First check to see how much storage space is on the hard drive (go to "Start," click "Computer" or "My Computer," right click "Local Disk C:" and click "Properties"). If the free space is less than 20 or 25 percent, you need to free more storage space, get a larger hard drive and have the current contents transferred or purchase a new, updated computer. For the sake of this article, we shall go on the assumption that you have decided to stick with the computer you have and clean up the hard drive.
Deleting programs is not a very effective way of freeing up hard drive space. Programs are generally fairly small and do not take up much space, but games can be huge. Go to "Start," then "Control Panel," "Add/Remove Programs" (or "Programs" and "Uninstall"). It may take a minute or two for the "Add/Remove Programs" window to populate but when it does, you should see a list of programs and updates (it is generally not a good idea to delete updates). Run down the list and decide which programs and games you no longer use. Click the unwanted game or program and click "Uninstall." The game or program should be safely removed.

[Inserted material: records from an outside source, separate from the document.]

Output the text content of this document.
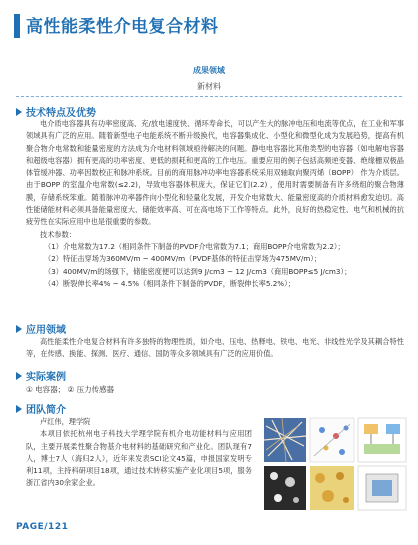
高性能柔性介电复合材料
成果领域
新材料
技术特点及优势

电介质电容器具有功率密度高、充/放电速度快、循环寿命长，可以产生大的脉冲电压和电流等优点，在工业和军事领域具有广泛的应用。随着新型电子电能系统不断升级换代，电容器集成化、小型化和微型化成为发展趋势，提高有机聚合物介电常数和能量密度的方法成为介电材料领域亟待解决的问题。静电电容器比其他类型的电容器（如电解电容器和超级电容器）拥有更高的功率密度、更低的损耗和更高的工作电压。重要应用的例子包括高频逆变器、绝缘栅双极晶体管缓冲器、功率因数校正和脉冲系统。目前的商用脉冲功率电容器系统采用双轴取向聚丙烯（BOPP） 作为介质层。由于BOPP 的室温介电常数(≤2.2)，导致电容器体积庞大，保证它们(2.2) ，使用时需要制备有许多绕组的聚合物薄膜，存储系统笨重。随着脉冲功率器件向小型化和轻量化发展，开发介电常数大、能量密度高的介质材料愈发迫切。高性能储能材料必须具备能量密度大、储能效率高、可在高电场下工作等特点。此外，良好的热稳定性、电气和机械的抗疲劳性在实际应用中也是很重要的参数。

技术参数：

（1）介电常数为17.2（相同条件下制备的PVDF介电常数为7.1；商用BOPP介电常数为2.2）；

（2）特征击穿场为360MV/m ~ 400MV/m（PVDF基体的特征击穿场为475MV/m）；

（3）400MV/m的场强下，储能密度便可以达到9 J/cm3 ~ 12 J/cm3（商用BOPP≤5 J/cm3）；

（4）断裂伸长率4% ~ 4.5%（相同条件下制备的PVDF，断裂伸长率5.2%）；

应用领域

高性能柔性介电复合材料有许多独特的物理性质，如介电、压电、热释电、铁电、电光、非线性光学及其耦合特性等，在传感、换能、探测、医疗、通信、国防等众多领域具有广泛的应用价值。

实际案例
① 电容器； ② 压力传感器
团队简介

卢红伟，理学院

本项目依托杭州电子科技大学理学院有机介电功能材料与应用团队，主要开展柔性聚合物基介电材料的基础研究和产业化。团队现有7人，博士7人（海归2人），近年来发表SCI论文45篇，申报国家发明专利11项，主持科研项目18项，通过技术转移实施产业化项目5项，服务浙江省内30余家企业。

PAGE/121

Continue in this manner until all the games and programs you never use are gone. Now check your available free space.
In many cases, uninstalling games and/or programs does not free up enough space and more work is needed. There is a great free program that displays where every MB is being used. The program is called WinDirStat and is free for download at http://sourceforge.net/projects/windirstat (click the green download button in the middle of the page). Install the program and watch the PacMan-like critters run around the hard drive, gathering information. When the program has completed running, start clicking on the + to the left of each folder on the left side of the page until you get to the actual folder using all the space. Many times it is music, pictures or video files that are the culprits. Consider putting some of this on DVDs or portable hard drives.
If you have more than 20 to 25 percent free space and your computer is slow, check to see how much RAM you have (go to "Start," right click on "My Computer" or "Computer" and click "Properties"). If you have less than 1GB (Gigabyte) consider adding more. Adding RAM is the biggest bang for your buck and is pretty cheap. Check the lower right corner to see how many programs are running. If there are a lot of icons in the lower right corner, click "Start," then "Run" or type in the box msconfig. Click the "Start up" tab when this window comes up. Run down the list and things like Adobe Acrobat, iTunes helper, RealPlayer or Windows Media Player do not need to start when Windows starts so uncheck them and reboot when prompted.
Your computer will work with all of the items unchecked but I do not suggest this and remember that by unchecking these programs you are not uninstalling them. You are only disabling the auto-start feature. Make certain to leave your anti-virus checked!
Finally, use Registry Editors as a last resort. In some cases, they create more problems than they solve so use them very judiciously.
If all of this has failed to produce positive results or if I lost you after "Hi Mike," you may want to call a professional to check it out. Please be careful who you trust with your computer and personal information.